Der Wasserfallsteig führt per pedes am Wasser entlang, zu den Pferden und mitten durch die württembergische Geschichte. Heute kann sich wohl kaum einer vorstellen, dass Urach – damals noch ohne Bad-Titel – als Hauptstadt eines durchaus bedeutenden Landes fungierte. Doch so war es. In dem kleinen Städtchen residierte der wohl legendärste Monarch des Ländles, Graf Eberhard im Barte (1445–1496), „Württembergs geliebter Herr“, wie ihm der Dichter Justinus Kerner bescheinigte. An diesen ehemaligen Herrensitz knüpfen heute fünf tolle Wanderwege an, die Bad Uracher Grafensteige. Einer davon ist der Wasserfallsteig.
Er wird zwar als „schwer“ eingestuft, aber so ernst sollte man das auch wieder nicht nehmen. Ins Schnaufen kommt man eigentlich nur beim Aufstieg hoch zur Alb. Dabei stößt man immer wieder auf solch fantastische Ausblicke, dass es Unfug wäre, einfach durchzuhetzen auf der Jagd nach der persönlichen Bestzeit. Der Reiz des Wanderns besteht ja nicht zuletzt im Stehenbleiben und Genießen. Und zu genießen gibt es auf dieser Tour viel.

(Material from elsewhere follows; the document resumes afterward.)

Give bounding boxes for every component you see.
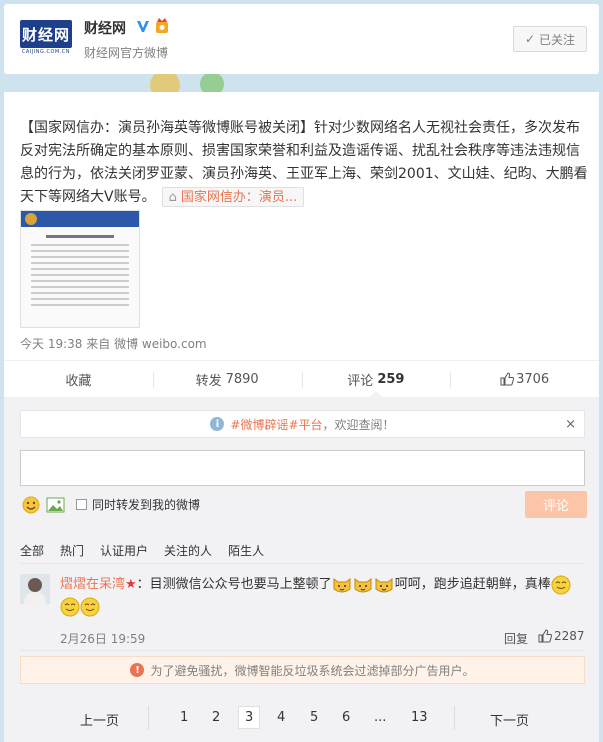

Das spürt man schon kurz nach dem Start, wenn man entlang des Brühlbachs in ein romantisches Tal hineinwandert. Mit etwas Glück trifft man dort auf Fischreiher und Wasseramseln. Was die wilde Romantik des Tals ausmacht, ist nur deshalb heute noch spürbar, weil es mit seinen Auen einfach das bleiben konnte, was es schon immer war, und nicht durch technische Eingriffe vermeintlich optimiert, aber in Wahrheit vergewaltigt wurde.

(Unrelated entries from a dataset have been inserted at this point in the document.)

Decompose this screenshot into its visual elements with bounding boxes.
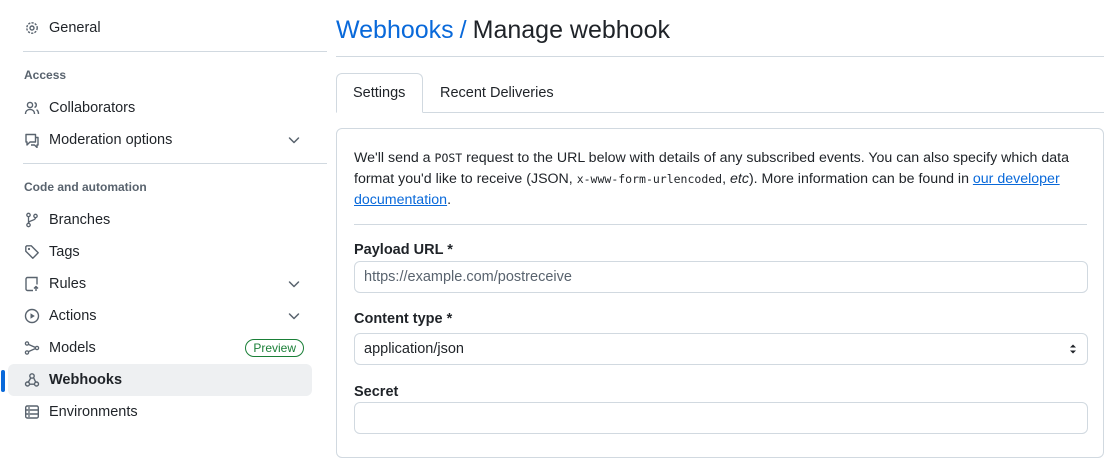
chevron-down-icon[interactable] bbox=[286, 132, 302, 148]
sidebar-item-webhooks[interactable]: Webhooks bbox=[1, 364, 312, 396]
sidebar-item-rules[interactable]: Rules bbox=[8, 268, 312, 300]
sidebar-item-label: Rules bbox=[49, 276, 87, 292]
form-divider bbox=[354, 224, 1087, 225]
intro-text: We'll send a bbox=[354, 150, 435, 166]
ai-model-icon bbox=[24, 340, 40, 356]
webhook-settings-form: We'll send a POST request to the URL bel… bbox=[336, 128, 1104, 458]
sidebar-item-general[interactable]: General bbox=[8, 12, 312, 44]
tab-bar: Settings Recent Deliveries bbox=[336, 73, 1104, 113]
section-title-access: Access bbox=[24, 68, 67, 82]
sidebar-item-models[interactable]: Models Preview bbox=[8, 332, 312, 364]
chevron-down-icon[interactable] bbox=[286, 276, 302, 292]
sidebar-item-label: General bbox=[49, 20, 101, 36]
sidebar-item-label: Actions bbox=[49, 308, 97, 324]
intro-code-post: POST bbox=[434, 151, 463, 165]
sidebar-item-actions[interactable]: Actions bbox=[8, 300, 312, 332]
sidebar-item-label: Moderation options bbox=[49, 132, 173, 148]
sidebar-item-tags[interactable]: Tags bbox=[8, 236, 312, 268]
gear-icon bbox=[24, 20, 40, 36]
content-type-select[interactable]: application/json bbox=[354, 333, 1088, 365]
tab-recent-deliveries[interactable]: Recent Deliveries bbox=[424, 73, 570, 113]
title-divider bbox=[336, 56, 1104, 57]
sidebar-item-label: Environments bbox=[49, 404, 138, 420]
sidebar-item-label: Webhooks bbox=[49, 372, 123, 388]
content-type-selected-value: application/json bbox=[364, 341, 464, 357]
secret-input[interactable] bbox=[354, 402, 1088, 434]
server-icon bbox=[24, 404, 40, 420]
payload-url-label: Payload URL * bbox=[354, 242, 453, 258]
section-title-code-automation: Code and automation bbox=[24, 180, 147, 194]
sidebar-item-collaborators[interactable]: Collaborators bbox=[8, 92, 312, 124]
form-description: We'll send a POST request to the URL bel… bbox=[354, 148, 1089, 211]
intro-etc: etc bbox=[730, 171, 749, 187]
settings-sidebar: General Access Collaborators Moderation … bbox=[1, 0, 327, 436]
content-type-label: Content type * bbox=[354, 311, 453, 327]
chevron-down-icon[interactable] bbox=[286, 308, 302, 324]
intro-text: . bbox=[447, 192, 452, 208]
tab-settings[interactable]: Settings bbox=[336, 73, 423, 113]
intro-text: , bbox=[722, 171, 730, 187]
sidebar-item-label: Models bbox=[49, 340, 96, 356]
page-title-text: Manage webhook bbox=[472, 16, 670, 44]
breadcrumb-webhooks-link[interactable]: Webhooks bbox=[336, 16, 454, 44]
select-updown-icon bbox=[1065, 341, 1081, 357]
sidebar-divider bbox=[23, 163, 327, 164]
sidebar-item-label: Collaborators bbox=[49, 100, 136, 116]
preview-badge: Preview bbox=[245, 339, 304, 357]
intro-code-urlencoded: x-www-form-urlencoded bbox=[576, 172, 723, 186]
git-branch-icon bbox=[24, 212, 40, 228]
intro-text: ). More information can be found in bbox=[748, 171, 973, 187]
webhook-icon bbox=[24, 372, 40, 388]
people-icon bbox=[24, 100, 40, 116]
sidebar-divider bbox=[23, 51, 327, 52]
report-icon bbox=[24, 132, 40, 148]
breadcrumb-separator: / bbox=[459, 16, 467, 44]
sidebar-item-label: Branches bbox=[49, 212, 111, 228]
sidebar-item-moderation-options[interactable]: Moderation options bbox=[8, 124, 312, 156]
main-content: Webhooks / Manage webhook Settings Recent … bbox=[336, 0, 1104, 458]
payload-url-input[interactable] bbox=[354, 261, 1088, 293]
sidebar-item-label: Tags bbox=[49, 244, 80, 260]
tag-icon bbox=[24, 244, 40, 260]
repo-push-icon bbox=[24, 276, 40, 292]
page-title: Webhooks / Manage webhook bbox=[336, 14, 670, 46]
play-icon bbox=[24, 308, 40, 324]
sidebar-item-environments[interactable]: Environments bbox=[8, 396, 312, 428]
sidebar-item-branches[interactable]: Branches bbox=[8, 204, 312, 236]
secret-label: Secret bbox=[354, 384, 399, 400]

Anmutig ist diese Szenerie am Brühlbach und zugleich grandios. Sie bietet zwar nicht die Urgewalt einer Klamm in den Alpen, aber gerade durch ihre Stille erreicht sie die Tiefe der Seele. Fast unweigerlich kommt einem am Brühlbach der Beginn des vom schwäbischen Freiheitsdichter Christian Friedrich Daniel Schubart verfassten Gedichts über „Die Forelle“ in den Sinn, das durch die Vertonung Franz Schuberts Weltruhm erlangte: „In einem Bächlein helle …“.

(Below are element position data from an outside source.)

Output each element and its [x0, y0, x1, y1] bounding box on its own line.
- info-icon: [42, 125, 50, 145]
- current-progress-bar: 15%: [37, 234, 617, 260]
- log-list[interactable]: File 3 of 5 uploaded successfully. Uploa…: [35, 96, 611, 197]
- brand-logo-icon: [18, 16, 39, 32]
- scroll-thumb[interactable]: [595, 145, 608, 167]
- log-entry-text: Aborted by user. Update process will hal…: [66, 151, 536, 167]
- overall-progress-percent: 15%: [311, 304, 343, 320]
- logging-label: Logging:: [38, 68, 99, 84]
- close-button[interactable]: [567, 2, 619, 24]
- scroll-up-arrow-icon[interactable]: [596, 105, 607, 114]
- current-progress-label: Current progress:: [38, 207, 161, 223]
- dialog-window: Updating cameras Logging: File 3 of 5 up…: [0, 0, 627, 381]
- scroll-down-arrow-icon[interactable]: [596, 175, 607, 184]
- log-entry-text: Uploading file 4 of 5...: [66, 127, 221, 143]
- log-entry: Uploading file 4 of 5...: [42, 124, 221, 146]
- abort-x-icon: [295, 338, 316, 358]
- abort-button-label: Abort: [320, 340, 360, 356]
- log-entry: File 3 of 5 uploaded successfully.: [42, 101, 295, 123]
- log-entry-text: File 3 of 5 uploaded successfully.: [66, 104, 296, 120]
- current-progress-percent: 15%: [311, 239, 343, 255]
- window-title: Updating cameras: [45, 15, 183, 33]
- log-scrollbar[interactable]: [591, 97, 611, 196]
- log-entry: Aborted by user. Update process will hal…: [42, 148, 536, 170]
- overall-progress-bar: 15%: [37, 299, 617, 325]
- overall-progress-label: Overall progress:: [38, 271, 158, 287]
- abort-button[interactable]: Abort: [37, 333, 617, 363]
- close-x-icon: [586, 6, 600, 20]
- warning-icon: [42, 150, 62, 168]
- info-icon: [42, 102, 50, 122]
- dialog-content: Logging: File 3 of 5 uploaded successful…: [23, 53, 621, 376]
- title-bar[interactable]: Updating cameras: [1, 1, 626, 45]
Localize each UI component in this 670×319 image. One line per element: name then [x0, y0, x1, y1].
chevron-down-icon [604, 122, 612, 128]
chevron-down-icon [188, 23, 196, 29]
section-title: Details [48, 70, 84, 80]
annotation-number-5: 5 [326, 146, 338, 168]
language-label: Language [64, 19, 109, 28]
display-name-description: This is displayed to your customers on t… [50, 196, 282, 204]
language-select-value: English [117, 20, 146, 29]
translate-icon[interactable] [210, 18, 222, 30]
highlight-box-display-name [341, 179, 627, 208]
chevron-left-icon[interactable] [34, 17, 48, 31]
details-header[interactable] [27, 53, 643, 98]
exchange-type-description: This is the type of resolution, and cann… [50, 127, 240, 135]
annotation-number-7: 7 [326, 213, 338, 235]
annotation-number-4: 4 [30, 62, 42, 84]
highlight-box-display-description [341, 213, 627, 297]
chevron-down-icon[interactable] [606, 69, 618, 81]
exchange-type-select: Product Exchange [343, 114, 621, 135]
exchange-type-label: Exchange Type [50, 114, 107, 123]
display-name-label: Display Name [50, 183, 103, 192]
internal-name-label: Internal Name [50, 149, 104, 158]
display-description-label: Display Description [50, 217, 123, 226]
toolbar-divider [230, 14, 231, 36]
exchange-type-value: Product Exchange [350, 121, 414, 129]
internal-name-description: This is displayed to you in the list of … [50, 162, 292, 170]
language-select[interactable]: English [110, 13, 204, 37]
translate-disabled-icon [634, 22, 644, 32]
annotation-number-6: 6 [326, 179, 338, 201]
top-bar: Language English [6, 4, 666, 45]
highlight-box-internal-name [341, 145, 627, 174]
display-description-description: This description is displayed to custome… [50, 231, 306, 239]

Ohnehin: Wasser – das ist das verbindende Element dieses Wanderwegs voller spektakulärer Höhepunkte. Am berühmtesten ist natürlich der Uracher Wasserfall, den im Ländle fast jeder Wanderer (freiwillig) oder Schulausflügler (zwangsweise) kennt. Ihn hat schon Eduard Mörike bedichtet:
Ein Wasserfall, mein Freund
Uns beiden wohlbekannt.
Wie manchmal standen wir davor,
An ihm berauschend Aug und Ohr
Da wir noch and’re Burschen waren.
Obwohl er mit 37 Metern Höhe im Vergleich zu den Niagarafällen im Grunde ein Nichts ist – der Anblick ist einfach gewaltig, wenn man am Fuß des Albtraufs steht. Nicht nur, weil der Wasserfall sich im freien Fall ins Tal stürzt, sondern auch, weil er sich am Ende in viele kleine Arme teilt und sein Aussehen Tag für Tag verändert, wenn es regnet sogar Stunde für Stunde. Die Bandbreite reicht von 70 bis 420 Liter, die pro Sekunde den Weg vom Berg ins Tal antreten. So schnell das Wasser drunt’ in der grünen Au angekommen ist, so lange braucht es, bis es die Felskante überhaupt erreicht hat: Für die vier Kilometer von der Quelle bei Würtingen dauert es durch den Karst der Alb mehr als einen Tag, rund 28 Stunden nämlich.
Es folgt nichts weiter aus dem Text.